Holds the config of the Grid3Scales class.

Parameters:

spatialGridSize (int)
momentumGridSize (int)
ratioPointsWall (float)
smoothing (float)

momentumGridSize: int = 11: Number of grid points in the momentum directions (N in 2204.13120). MUST BE ODD.

ratioPointsWall: float = 0.5: Fraction of points inside the wall defined by the interval [-wallThickness+wallCenter, wallThickness+wallCenter]. Should be a number between 0 and 1.

smoothing: float = 0.1: Smoothing factor of the mapping function (the larger the smoother).

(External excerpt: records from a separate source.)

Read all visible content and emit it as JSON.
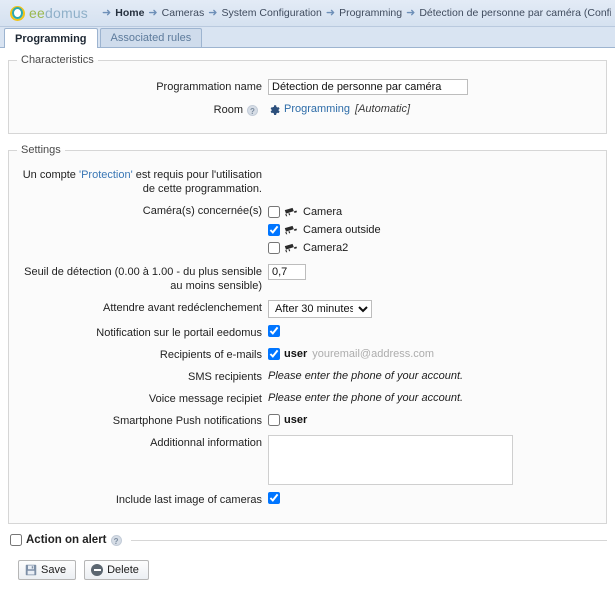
{
  "header": {
    "logo_text_1": "ee",
    "logo_text_2": "domus",
    "breadcrumbs": [
      {
        "label": "Home",
        "bold": true
      },
      {
        "label": "Cameras",
        "bold": false
      },
      {
        "label": "System Configuration",
        "bold": false
      },
      {
        "label": "Programming",
        "bold": false
      },
      {
        "label": "Détection de personne par caméra (Configuration)",
        "bold": false
      }
    ]
  },
  "tabs": [
    {
      "label": "Programming",
      "active": true
    },
    {
      "label": "Associated rules",
      "active": false
    }
  ],
  "characteristics": {
    "legend": "Characteristics",
    "programmation_name_label": "Programmation name",
    "programmation_name_value": "Détection de personne par caméra",
    "room_label": "Room",
    "room_help": "?",
    "room_link": "Programming",
    "room_mode": "[Automatic]"
  },
  "settings": {
    "legend": "Settings",
    "account_note_1": "Un compte ",
    "account_note_protection": "'Protection'",
    "account_note_2": " est requis pour l'utilisation de cette programmation.",
    "cameras_label": "Caméra(s) concernée(s)",
    "cameras": [
      {
        "name": "Camera",
        "checked": false
      },
      {
        "name": "Camera outside",
        "checked": true
      },
      {
        "name": "Camera2",
        "checked": false
      }
    ],
    "threshold_label": "Seuil de détection (0.00 à 1.00 - du plus sensible au moins sensible)",
    "threshold_value": "0,7",
    "retrigger_label": "Attendre avant redéclenchement",
    "retrigger_value": "After 30 minutes",
    "retrigger_options": [
      "After 30 minutes"
    ],
    "portal_notification_label": "Notification sur le portail eedomus",
    "portal_notification_checked": true,
    "email_label": "Recipients of e-mails",
    "email_user": "user",
    "email_placeholder": "youremail@address.com",
    "email_checked": true,
    "sms_label": "SMS recipients",
    "sms_value": "Please enter the phone of your account.",
    "voice_label": "Voice message recipiet",
    "voice_value": "Please enter the phone of your account.",
    "push_label": "Smartphone Push notifications",
    "push_user": "user",
    "push_checked": false,
    "additional_label": "Additionnal information",
    "additional_value": "",
    "include_image_label": "Include last image of cameras",
    "include_image_checked": true
  },
  "action_on_alert": {
    "label": "Action on alert",
    "help": "?",
    "checked": false
  },
  "footer": {
    "save_label": "Save",
    "delete_label": "Delete"
  }
}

spatialGridSize: int = 40: Number of grid points in the spatial direction (M in 2204.13120).

class ConfigHydrodynamics(tmin=0.01, tmax=10.0, relativeTol=1e-06, absoluteTol=1e-10)[source]

Holds the config of the Hydrodynamics class.

Parameters:

tmin (float)
tmax (float)
relativeTol (float)
absoluteTol (float)

absoluteTol: float = 1e-10: Absolute tolerance used in Hydrodynamics.

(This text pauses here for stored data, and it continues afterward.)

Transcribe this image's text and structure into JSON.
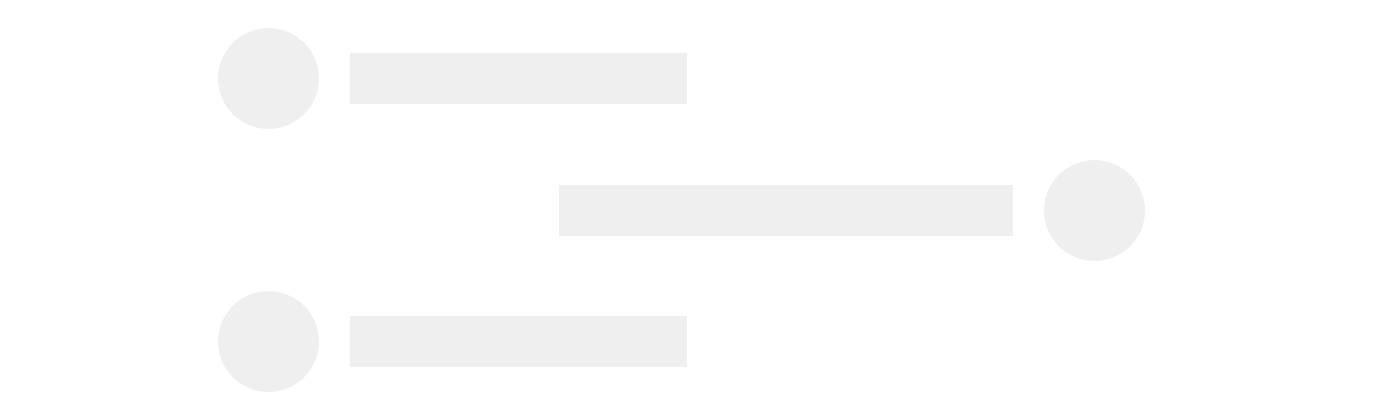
{
  "colors": {
    "background": "#ffffff",
    "placeholder": "#efefef"
  },
  "messages": [
    {
      "side": "left",
      "text": ""
    },
    {
      "side": "right",
      "text": ""
    },
    {
      "side": "left",
      "text": ""
    }
  ]
}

relativeTol: float = 1e-06: Relative tolerance used in Hydrodynamics.

tmax: float = 10.0: Maximum temperature that is probed in Hydrodynamics (in units of Tnucl).

tmin: float = 0.01: Minimum temperature that is probed in Hydrodynamics (in units of Tnucl).

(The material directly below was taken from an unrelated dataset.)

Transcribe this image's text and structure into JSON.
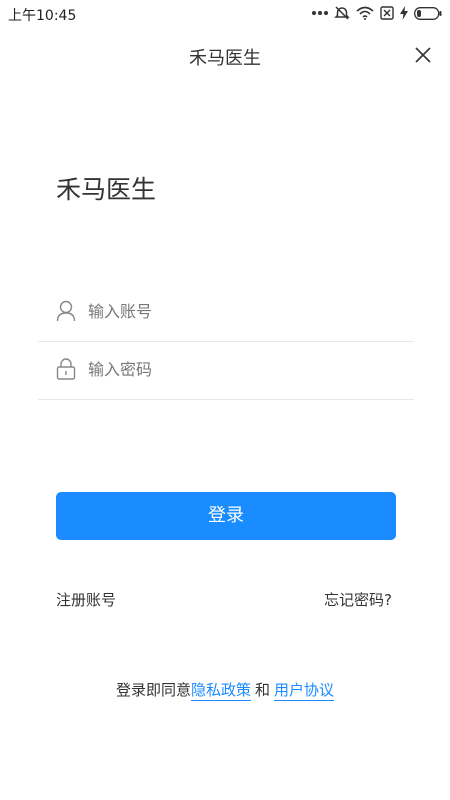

class ConfigThermodynamics(tmin=0.8, tmax=1.2, phaseTracerTol=1e-06, phaseTracerFirstStep=None, interpolationDegree=1)[source]

Holds the config of the Hydrodynamics class.

Parameters:

tmin (float)
tmax (float)
phaseTracerTol (float)
phaseTracerFirstStep (float | None)
interpolationDegree (int)

interpolationDegree: int = 1: Degree of the splines used in FreeEnergy to interpolate the potential and its derivatives.

phaseTracerFirstStep: float | None = None: Starting step for phaseTrace. If a float, this gives the starting step size in units of the maximum step size dT. If None then uses the initial step size algorithm of scipy.integrate.solve_ivp.

phaseTracerTol: float = 1e-06: Desired accuracy of the phase tracer and the resulting FreeEnergy interpolation.

tmax: float = 1.2: Maximum temperature used in the phase tracing (in units of the estimate for the maximum temperature obtained in the template model).

tmin: float = 0.8: Minimum temperature used in the phase tracing (in units of the estimate for the minimum temperature obtained in the template model).